Старик, словно вспомнив о чем-то, замолчал, прислушиваясь к себе, будто рыбью косточку в горле, малюсенькую, ощутил. Потом он кашлял. Довольно долго, минут пять. Потом отплевывался. Потом дышал тяжело, покуда не обрел привычное состояние жизни.

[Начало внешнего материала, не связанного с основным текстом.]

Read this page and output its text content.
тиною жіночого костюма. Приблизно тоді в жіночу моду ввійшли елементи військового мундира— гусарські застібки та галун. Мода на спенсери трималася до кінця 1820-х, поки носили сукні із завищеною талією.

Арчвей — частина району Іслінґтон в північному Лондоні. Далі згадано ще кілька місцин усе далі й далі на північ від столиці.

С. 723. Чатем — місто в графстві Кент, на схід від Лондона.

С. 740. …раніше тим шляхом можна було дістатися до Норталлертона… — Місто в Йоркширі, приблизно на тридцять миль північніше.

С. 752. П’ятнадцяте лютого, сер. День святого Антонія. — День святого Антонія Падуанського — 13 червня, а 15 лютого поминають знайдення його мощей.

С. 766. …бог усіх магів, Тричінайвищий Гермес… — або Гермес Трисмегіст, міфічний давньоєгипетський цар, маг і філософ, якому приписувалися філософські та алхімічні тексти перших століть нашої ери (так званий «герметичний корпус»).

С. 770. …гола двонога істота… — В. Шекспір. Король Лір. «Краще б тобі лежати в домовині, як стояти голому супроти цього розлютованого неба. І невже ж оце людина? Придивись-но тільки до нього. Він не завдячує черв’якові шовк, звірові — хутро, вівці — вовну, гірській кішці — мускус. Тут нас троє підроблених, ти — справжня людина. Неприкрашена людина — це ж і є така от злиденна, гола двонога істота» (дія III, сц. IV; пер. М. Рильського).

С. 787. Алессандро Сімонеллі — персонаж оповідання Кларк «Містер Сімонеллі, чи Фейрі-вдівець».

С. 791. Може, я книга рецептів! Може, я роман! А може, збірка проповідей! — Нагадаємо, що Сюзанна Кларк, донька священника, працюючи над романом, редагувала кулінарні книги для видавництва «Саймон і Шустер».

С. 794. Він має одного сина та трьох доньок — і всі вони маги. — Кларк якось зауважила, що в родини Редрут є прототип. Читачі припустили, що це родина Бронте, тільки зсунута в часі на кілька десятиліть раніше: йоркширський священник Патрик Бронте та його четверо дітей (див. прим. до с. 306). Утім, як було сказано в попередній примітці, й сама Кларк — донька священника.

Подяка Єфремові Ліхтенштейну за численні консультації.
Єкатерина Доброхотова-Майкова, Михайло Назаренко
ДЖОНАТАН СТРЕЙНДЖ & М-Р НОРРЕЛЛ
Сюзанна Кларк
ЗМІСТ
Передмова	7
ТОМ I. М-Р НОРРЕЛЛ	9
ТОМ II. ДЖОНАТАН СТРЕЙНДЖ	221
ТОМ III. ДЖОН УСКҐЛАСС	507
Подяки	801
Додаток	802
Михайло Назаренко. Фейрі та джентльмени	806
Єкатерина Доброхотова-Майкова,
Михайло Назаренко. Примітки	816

— Не пойму: то ли болею, то ли так и надо. К врачам уже не хожу: без пользы. Прихватит потуже — побреюсь, белье переодену и лягу. Ждать результата. Меня тогда и Мишаня не беспокоит: тоже ждет. Оклемаюсь, шляпу на башку и — в народ. Вот что, директор, можно я тебя Кузьмичом нынче звать буду? На время твоих гастролей?
— Зовите, ради бога. Но почему «гастроли»? Может, я окончательно решил…
— Стоп! Приставить ногу. Не надо… Хитрить, говорю, не стоит. Замнем для ясности. Неизвестно, что с нами через пару секунд стрясется: может, земля под ногами треснет, а может, ворона на голову брызнет. Только по моим приметам — все у тебя наладится, Кузьмич. И с работой, и с женкой, и с зтим самым «интересом» жизненным, н-да. Ну, посклизнулся, зашатало тебя на ровном месте. С кем не бывает. На любой работе человеком быть не возбраняется. Хоть вширь живи, хоть вглубь, в корень. А ты-то все ввысь норовишь, вона какой вымахал! Не человек — восклицательный знак! А то… влюбись чуток. Лучшее средство. Для пацанки этой, в розовых штанах, извини, Кузьмич, ты уже стар, засмеют. Найди себе что-нибудь с перцем, перебродившее, хмельное!
— Поэт Есенин сказал: «Кто сгорел, того не подожжешь».
— Это поэт Есенин сказал, имел право, потому что действительно сгорел. А ты — вот он, как огурчик.
— Не стоит про это… У меня жена хорошая еще, Поликарпыч.
— А я и не сболтнул бы про «это», кабы сам ты про ваши разные комнаты не поведал. Ты лучше вот на какой вопрос ответь мне, Кузьмич, дорогой: для чего я тебе, такому еще справному, крепкому да чистому, спонадобился нынче? Неужто заметил мои фокусы со шляпой протянутой? Учти, это я специально для тебя циркачил. Разозлил ты меня своим видом архитектурным! Будто памятник ходячий, мунумент, одним словом. Вот я и протянул, шляпу-то. Дай, думаю, понаблюдаю, как эта фигура каменная на мой жест прореагирует? И еще — тайное соображение имелось: а вдруг признает? Ка собраниях я хоть и не сиживал в президиумах, однако в зале бывал, и все больше в первом ряду усаживали, с почетом. Потому как грудь у меня красивая, ветеранская. И нога не гнется: шарниры заржавели.
— Сколько же вам лет, Георгий Поликарпыч?
— А все уже шейсят пять, н-да…
— С двадцать первого? Говорят, будто ваши погодки — из сотни один с войны домой вернулись.
— Не знаю, не считал. А ежели по сторонам оглянуться — и то правда: не больно-то много насобирается таких, как я. На весь Мшинск, почитай, одна такая старая шляпа имеетца, из довоенного велюра. Я почему ее не сымаю-то? А чтобы прозвище сохранялось: кличка мне такая — Шляпа — среди веселого народу. А на вопросик мой так и не ответили, Иван Кузьмич, дорогой.
— Понравились вы мне, Георгий Поликарпыч, вот и обратил на вас внимание. Может, все-таки вернетесь на фабрику? Подыщем вам местечко рабочее.